Many students enter law school with the idealistic ambition of using their legal education to help people and change the world. After they graduate, many lawyers find that their jobs are more about transactions and contracts, and that they’re not working directly with the people they wanted to help. That’s why so many lawyers find the best way to make their altruistic dreams come true is by doing volunteer work.
At the City Bar Justice Center, more than 3,000 lawyers are involved in pro bono work—services they provide free of charge to meet the legal needs of the city’s poor, elderly, and disabled. In 2005, the last year for which data was available, volunteer lawyers in the City Bar Justice Center provided direct civil representation to 14,534 people, and they helped another 27,000 through community education and assistance with pro se claims, or cases people brought themselves. What was the dollar value of all that work you might ask? At least $9.86 million dollars.
“More and more these days—particularly since 9/11—law firms are making pro bono a huge part of their practice,” says Carol Bockner, director of Pro Bono Initiatives at the City Bar Justice Center. “Attorneys get a wonderful sense of satisfaction when they’ve made a difference in someone’s lives and they can see that one-on-one.
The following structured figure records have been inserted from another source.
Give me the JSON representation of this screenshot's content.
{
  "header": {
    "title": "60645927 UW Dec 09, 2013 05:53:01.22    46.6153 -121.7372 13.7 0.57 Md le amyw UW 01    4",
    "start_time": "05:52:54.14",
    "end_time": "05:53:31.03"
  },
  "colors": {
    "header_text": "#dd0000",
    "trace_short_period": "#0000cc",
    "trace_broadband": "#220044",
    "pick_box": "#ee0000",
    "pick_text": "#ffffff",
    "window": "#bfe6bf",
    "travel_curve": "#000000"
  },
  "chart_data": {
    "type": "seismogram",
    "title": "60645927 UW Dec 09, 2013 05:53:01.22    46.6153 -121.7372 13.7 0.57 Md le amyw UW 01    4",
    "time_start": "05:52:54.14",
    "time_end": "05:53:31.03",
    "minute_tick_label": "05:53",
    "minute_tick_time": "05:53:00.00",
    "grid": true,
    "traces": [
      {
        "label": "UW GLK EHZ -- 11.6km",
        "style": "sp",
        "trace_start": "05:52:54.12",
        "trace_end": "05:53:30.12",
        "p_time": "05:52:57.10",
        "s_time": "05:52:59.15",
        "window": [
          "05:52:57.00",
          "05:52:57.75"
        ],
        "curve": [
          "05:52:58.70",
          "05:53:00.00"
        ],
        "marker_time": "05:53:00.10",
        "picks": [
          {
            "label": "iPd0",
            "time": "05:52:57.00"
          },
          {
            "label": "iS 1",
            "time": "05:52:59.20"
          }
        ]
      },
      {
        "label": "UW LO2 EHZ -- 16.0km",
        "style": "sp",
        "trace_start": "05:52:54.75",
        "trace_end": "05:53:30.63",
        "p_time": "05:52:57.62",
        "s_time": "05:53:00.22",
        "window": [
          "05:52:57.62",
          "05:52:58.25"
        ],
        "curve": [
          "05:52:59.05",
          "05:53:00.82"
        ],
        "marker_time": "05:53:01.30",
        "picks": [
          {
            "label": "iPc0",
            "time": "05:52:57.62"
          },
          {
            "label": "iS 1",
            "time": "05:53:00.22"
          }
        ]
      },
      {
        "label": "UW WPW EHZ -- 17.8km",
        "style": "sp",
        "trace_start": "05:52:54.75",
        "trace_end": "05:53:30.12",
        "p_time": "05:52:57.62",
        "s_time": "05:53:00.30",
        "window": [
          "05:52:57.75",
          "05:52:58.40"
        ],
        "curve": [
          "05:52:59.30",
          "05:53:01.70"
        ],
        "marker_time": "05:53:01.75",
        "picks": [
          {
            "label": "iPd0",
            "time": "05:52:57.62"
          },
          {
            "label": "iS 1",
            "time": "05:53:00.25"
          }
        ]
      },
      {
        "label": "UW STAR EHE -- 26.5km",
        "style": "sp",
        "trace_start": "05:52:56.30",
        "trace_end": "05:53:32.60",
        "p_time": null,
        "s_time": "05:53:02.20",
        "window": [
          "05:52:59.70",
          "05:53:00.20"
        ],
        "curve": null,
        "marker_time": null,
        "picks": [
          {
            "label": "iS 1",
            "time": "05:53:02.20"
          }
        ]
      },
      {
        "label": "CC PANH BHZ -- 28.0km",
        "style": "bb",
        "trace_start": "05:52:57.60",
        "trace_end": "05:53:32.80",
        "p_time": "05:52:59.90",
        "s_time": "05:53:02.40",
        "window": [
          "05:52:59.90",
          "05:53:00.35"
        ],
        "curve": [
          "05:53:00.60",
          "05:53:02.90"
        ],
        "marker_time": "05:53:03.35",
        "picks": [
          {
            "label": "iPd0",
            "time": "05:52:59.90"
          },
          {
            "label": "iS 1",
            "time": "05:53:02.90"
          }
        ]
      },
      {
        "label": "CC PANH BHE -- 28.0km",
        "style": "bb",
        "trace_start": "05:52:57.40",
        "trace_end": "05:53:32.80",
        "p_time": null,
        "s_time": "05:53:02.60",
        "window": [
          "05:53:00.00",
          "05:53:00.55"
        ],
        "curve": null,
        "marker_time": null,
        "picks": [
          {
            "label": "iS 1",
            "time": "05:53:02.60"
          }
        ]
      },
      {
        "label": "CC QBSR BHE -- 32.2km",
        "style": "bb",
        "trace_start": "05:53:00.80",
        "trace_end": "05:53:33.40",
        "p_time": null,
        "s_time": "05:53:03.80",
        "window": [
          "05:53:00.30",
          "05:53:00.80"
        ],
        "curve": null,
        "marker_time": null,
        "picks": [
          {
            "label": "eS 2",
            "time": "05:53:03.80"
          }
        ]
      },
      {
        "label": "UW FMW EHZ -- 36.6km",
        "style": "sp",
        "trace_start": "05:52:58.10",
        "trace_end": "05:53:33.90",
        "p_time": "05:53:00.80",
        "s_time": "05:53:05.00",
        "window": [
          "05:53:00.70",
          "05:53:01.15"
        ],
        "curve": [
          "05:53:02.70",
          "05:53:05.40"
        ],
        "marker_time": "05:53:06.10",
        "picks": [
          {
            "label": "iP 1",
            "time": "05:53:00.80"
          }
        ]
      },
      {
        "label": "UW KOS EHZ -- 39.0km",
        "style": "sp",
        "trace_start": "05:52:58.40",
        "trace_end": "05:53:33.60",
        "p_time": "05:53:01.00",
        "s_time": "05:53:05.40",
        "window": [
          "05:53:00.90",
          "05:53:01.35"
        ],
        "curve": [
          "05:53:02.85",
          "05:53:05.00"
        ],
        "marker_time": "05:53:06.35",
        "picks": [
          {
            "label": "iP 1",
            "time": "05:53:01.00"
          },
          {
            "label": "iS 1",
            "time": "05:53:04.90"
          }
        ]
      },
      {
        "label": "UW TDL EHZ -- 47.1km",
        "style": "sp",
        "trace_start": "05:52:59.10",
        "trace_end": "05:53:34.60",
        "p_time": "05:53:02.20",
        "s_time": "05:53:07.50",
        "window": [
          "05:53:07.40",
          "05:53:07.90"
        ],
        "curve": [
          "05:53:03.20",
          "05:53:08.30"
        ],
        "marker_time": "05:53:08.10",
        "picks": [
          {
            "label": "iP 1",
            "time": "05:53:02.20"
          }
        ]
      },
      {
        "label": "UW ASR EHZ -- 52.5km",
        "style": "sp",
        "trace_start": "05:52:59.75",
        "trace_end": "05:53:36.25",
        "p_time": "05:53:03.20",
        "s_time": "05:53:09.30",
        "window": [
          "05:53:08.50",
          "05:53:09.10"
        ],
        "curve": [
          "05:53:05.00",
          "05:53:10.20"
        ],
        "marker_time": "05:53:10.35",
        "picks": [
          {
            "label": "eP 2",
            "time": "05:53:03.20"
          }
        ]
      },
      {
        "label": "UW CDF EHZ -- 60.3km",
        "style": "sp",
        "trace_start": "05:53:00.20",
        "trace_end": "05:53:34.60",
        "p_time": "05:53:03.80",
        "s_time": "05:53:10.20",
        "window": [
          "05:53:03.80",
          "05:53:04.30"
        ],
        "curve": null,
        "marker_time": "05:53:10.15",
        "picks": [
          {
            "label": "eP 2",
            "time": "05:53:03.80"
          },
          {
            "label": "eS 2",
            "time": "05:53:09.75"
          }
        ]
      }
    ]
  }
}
It’s different that putting a deal together. When you’ve helped someone get political asylum and protected them from going back to a country where they were tortured—or when you’ve helped an elderly person get benefits they didn’t know they were entitled to—you give someone a second lease of life.”
With more than 21,000 members, the City Bar Justice Center, a division of The Association of the Bar of the City of New York, is the largest bar association in the city. Their volunteer lawyer programs are so varied that lawyers are able to use all of their areas of legal specialization for a greater good.
“More and more these days–particularly since 9/11–law firms are making pro bono a huge part of their practice.”
—Carol Bockner
The bar runs an Immigrant Women and Children’s Project that helps immigrants who are victims of domestic violence, but dependent on their abuser for their legal status. The program also trains law enforcement officers about issues surrounding human trafficking and the legal remedies available to its victims, and it helps refugees seeking asylum. The Family Justice Center aids low-income people with uncontested and contested divorces, as well as domestic violence and housing issues, while the Consumer Bankruptcy Project helps debt-burdened, low-income residents with legal issues surrounding their financial problems and outstanding debts. The bar also runs a Legal Clinic for the Homeless to advise on public benefits for housing and food stamps.
The Elder Law Project assists low-income and frail elderly New Yorkers maintain their independence and dignity. Lawyers also provide assistance to them by writing simple wills and preparing living wills, healthcare proxies, and powers of attorney.
The Cancer Advocacy Project gives legal information and free assistance to low-income cancer survivors and their families. Lawyers help people appeal to their insurance companies if they have been wrongly denied benefits, and they assist in claims if a person’s diagnosis has resulted in workplace discrimination.
In the Neighborhood Entrepreneur Project, lawyers help people start small businesses and advise on business issues such as tax law, employment law, commercial lease negotiations, and copyright issues.
In addition to volunteering through bar associates, many law firms run their own pro bono programs. Greenberg Traurig, a national law firm with 1,600 lawyers in 29 locations, funds the Greenberg Traurig Fellowship Foundation, which aids lawyers and law students working with public interest groups. The foundation has provided legal services to 43 nonprofit organizations, working on issues ranging from community development and disability rights to domestic violence and immigrant populations. At Blank Rome, the firm encourages all of its lawyers—as well as its paralegals—to complete at least 60 hours of pro bono services each year.
Gibbons, a top firm in the New York, New Jersey, and Philadelphia area, sponsors the John J. Gibbons Fellowship in Public Interest and Constitutional Law. Gibbons Fellows work in areas of public interest law, as well as constitutional projects and litigation. The program has become nationally know as a voice for the underprivileged and underrepresented.
“People come to us in states of great need, and they don’t have the resources to get help in any other way,” says Ms. Bockner of the City Bar. “Justice is the business of lawyers. Everybody should be entitled to justice, and we’re trying to help that happen.”